Final answer:
The units of the spring constant k are N/m. The system of differential equations for the spring system is formed by substituting the value of k/m into the equation. The solution curve can be added to the direction field by plotting the values of y(t) at different time points.
Step-by-step explanation:
(a) The units of the spring constant k can be determined by analyzing the equation d²y/dt² + k/m y = 0. Since y is in meters and t is in seconds, the units of the left side of the equation must be in meters per second squared. Therefore, the units of the spring constant k are N/m (newtons per meter).
(b) If k/m = 4, we can form a system of differential equations for the spring system by substituting the value of k/m into the equation.
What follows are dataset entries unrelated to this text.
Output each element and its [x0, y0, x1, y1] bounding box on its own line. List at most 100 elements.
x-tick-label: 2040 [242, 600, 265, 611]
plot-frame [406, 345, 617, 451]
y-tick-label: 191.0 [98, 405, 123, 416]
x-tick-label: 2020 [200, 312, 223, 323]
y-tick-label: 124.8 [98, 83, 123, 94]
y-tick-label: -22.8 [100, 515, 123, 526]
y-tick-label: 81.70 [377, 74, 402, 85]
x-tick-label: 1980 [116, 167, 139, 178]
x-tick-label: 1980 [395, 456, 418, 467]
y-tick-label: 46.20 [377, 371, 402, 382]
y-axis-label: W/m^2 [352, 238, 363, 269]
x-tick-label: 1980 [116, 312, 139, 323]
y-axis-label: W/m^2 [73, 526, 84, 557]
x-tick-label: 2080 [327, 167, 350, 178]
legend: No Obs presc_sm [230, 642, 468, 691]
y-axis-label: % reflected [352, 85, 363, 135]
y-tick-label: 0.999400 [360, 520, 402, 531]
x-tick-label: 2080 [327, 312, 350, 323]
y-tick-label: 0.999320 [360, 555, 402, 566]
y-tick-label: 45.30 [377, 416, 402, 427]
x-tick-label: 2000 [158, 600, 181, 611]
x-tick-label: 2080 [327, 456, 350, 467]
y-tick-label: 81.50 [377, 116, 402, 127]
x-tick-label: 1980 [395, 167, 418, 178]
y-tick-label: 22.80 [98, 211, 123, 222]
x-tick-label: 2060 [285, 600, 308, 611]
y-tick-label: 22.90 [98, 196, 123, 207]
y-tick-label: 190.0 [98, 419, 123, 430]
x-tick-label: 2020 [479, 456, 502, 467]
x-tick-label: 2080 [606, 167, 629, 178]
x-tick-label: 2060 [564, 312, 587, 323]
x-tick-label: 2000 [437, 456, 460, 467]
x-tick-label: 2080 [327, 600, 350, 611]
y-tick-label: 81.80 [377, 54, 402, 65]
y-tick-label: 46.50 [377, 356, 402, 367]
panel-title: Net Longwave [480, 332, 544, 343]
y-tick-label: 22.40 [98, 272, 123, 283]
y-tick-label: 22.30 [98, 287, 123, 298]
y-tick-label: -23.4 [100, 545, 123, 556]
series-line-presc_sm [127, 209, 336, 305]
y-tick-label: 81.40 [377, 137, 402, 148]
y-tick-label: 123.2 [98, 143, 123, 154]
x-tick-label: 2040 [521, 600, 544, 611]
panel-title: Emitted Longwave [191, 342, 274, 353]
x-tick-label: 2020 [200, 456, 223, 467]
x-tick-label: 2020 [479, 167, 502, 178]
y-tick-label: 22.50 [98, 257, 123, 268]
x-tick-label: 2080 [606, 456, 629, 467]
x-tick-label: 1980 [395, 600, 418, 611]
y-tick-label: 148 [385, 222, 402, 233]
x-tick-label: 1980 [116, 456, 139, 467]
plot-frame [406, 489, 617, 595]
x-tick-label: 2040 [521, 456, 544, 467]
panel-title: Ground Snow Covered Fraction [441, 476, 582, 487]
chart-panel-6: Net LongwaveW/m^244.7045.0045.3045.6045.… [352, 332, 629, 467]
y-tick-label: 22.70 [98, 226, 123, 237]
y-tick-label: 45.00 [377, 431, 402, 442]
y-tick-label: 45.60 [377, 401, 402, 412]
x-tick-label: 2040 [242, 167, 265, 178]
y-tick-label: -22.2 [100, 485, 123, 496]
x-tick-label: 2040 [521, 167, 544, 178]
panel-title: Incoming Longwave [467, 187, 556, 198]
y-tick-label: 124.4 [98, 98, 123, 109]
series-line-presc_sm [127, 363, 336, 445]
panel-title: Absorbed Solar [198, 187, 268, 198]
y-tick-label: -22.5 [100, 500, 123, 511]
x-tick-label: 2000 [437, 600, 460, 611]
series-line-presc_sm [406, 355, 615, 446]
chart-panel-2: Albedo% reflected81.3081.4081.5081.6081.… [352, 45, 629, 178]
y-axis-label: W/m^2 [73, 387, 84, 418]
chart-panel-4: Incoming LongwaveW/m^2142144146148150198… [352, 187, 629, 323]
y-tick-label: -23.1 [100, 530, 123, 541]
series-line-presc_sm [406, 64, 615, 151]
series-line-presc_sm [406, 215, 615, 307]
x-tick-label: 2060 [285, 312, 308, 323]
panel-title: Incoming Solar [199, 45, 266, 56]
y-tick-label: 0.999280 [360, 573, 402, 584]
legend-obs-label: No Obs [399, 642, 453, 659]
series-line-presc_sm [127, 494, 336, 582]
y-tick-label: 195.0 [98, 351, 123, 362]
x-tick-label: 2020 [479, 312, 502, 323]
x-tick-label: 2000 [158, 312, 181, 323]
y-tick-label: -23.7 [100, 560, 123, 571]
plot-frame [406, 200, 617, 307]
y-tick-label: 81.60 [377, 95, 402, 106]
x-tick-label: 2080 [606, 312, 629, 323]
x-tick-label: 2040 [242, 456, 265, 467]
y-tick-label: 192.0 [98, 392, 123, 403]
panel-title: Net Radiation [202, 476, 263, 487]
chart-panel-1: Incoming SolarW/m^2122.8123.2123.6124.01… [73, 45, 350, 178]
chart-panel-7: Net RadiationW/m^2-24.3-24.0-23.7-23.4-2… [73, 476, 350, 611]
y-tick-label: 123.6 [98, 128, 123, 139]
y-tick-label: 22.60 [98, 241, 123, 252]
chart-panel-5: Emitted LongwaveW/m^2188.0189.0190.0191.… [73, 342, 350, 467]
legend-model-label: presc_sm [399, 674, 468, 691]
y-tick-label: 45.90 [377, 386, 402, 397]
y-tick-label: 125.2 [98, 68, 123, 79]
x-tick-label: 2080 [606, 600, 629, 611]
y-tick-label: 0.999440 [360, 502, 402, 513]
The equation becomes d²y/dt² + 4y = 0. This represents a simple harmonic motion in which the acceleration is proportional to the displacement.
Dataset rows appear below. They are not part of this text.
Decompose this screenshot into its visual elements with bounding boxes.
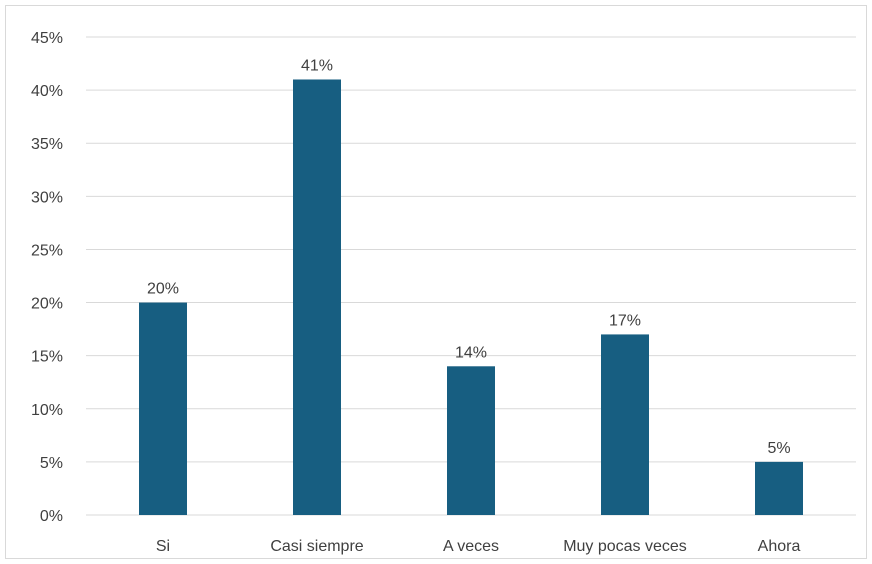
data-label: 20% — [147, 281, 179, 298]
x-tick-label: Casi siempre — [270, 538, 363, 555]
data-label: 5% — [767, 440, 790, 457]
y-tick-label: 25% — [31, 242, 63, 259]
data-labels: 20% 41% 14% 17% 5% — [147, 57, 791, 456]
bars — [139, 79, 803, 515]
bar — [293, 79, 341, 515]
data-label: 17% — [609, 312, 641, 329]
y-tick-label: 40% — [31, 83, 63, 100]
chart-frame: 0% 5% 10% 15% 20% 25% 30% 35% 40% 45% 20% 41% 14% 17… — [5, 5, 867, 559]
y-tick-label: 30% — [31, 189, 63, 206]
x-tick-label: Si — [156, 538, 170, 555]
y-tick-label: 20% — [31, 296, 63, 313]
bar — [601, 334, 649, 515]
y-tick-label: 0% — [40, 508, 63, 525]
bar — [447, 366, 495, 515]
x-tick-label: A veces — [443, 538, 499, 555]
y-tick-label: 35% — [31, 136, 63, 153]
y-axis-tick-labels: 0% 5% 10% 15% 20% 25% 30% 35% 40% 45% — [31, 30, 63, 525]
y-tick-label: 10% — [31, 402, 63, 419]
gridlines — [86, 36, 856, 516]
y-tick-label: 15% — [31, 349, 63, 366]
data-label: 41% — [301, 57, 333, 74]
y-tick-label: 45% — [31, 30, 63, 47]
y-tick-label: 5% — [40, 455, 63, 472]
bar — [755, 461, 803, 515]
bar-chart: 0% 5% 10% 15% 20% 25% 30% 35% 40% 45% 20% 41% 14% 17… — [31, 30, 856, 555]
data-label: 14% — [455, 344, 487, 361]
x-tick-label: Muy pocas veces — [563, 538, 687, 555]
bar — [139, 302, 187, 515]
x-tick-label: Ahora — [758, 538, 801, 555]
x-axis-tick-labels: Si Casi siempre A veces Muy pocas veces Ahor… — [156, 538, 801, 555]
(c) To add the solution curve to the direction field, we need to find the general solution of the differential equation d²y/dt² + 4y = 0. The general solution is y(t) = A*cos(2t) + B*sin(2t), where A and B are constants determined by the initial conditions. Using the given initial condition, y(0) = 0.5, we find that A = 0.5. The solution curve can be added to the direction field by plotting the values of y(t) at different time points.
(d) Given the initial condition that the mass is at rest with an initial velocity of -0.2 m/s, we need to find the solution of the differential equation d²y/dt² + 4y = 0 that satisfies this condition. The solution is y(t) = -0.1*cos(2t) + 0.5*sin(2t), where the constants are determined by the initial condition.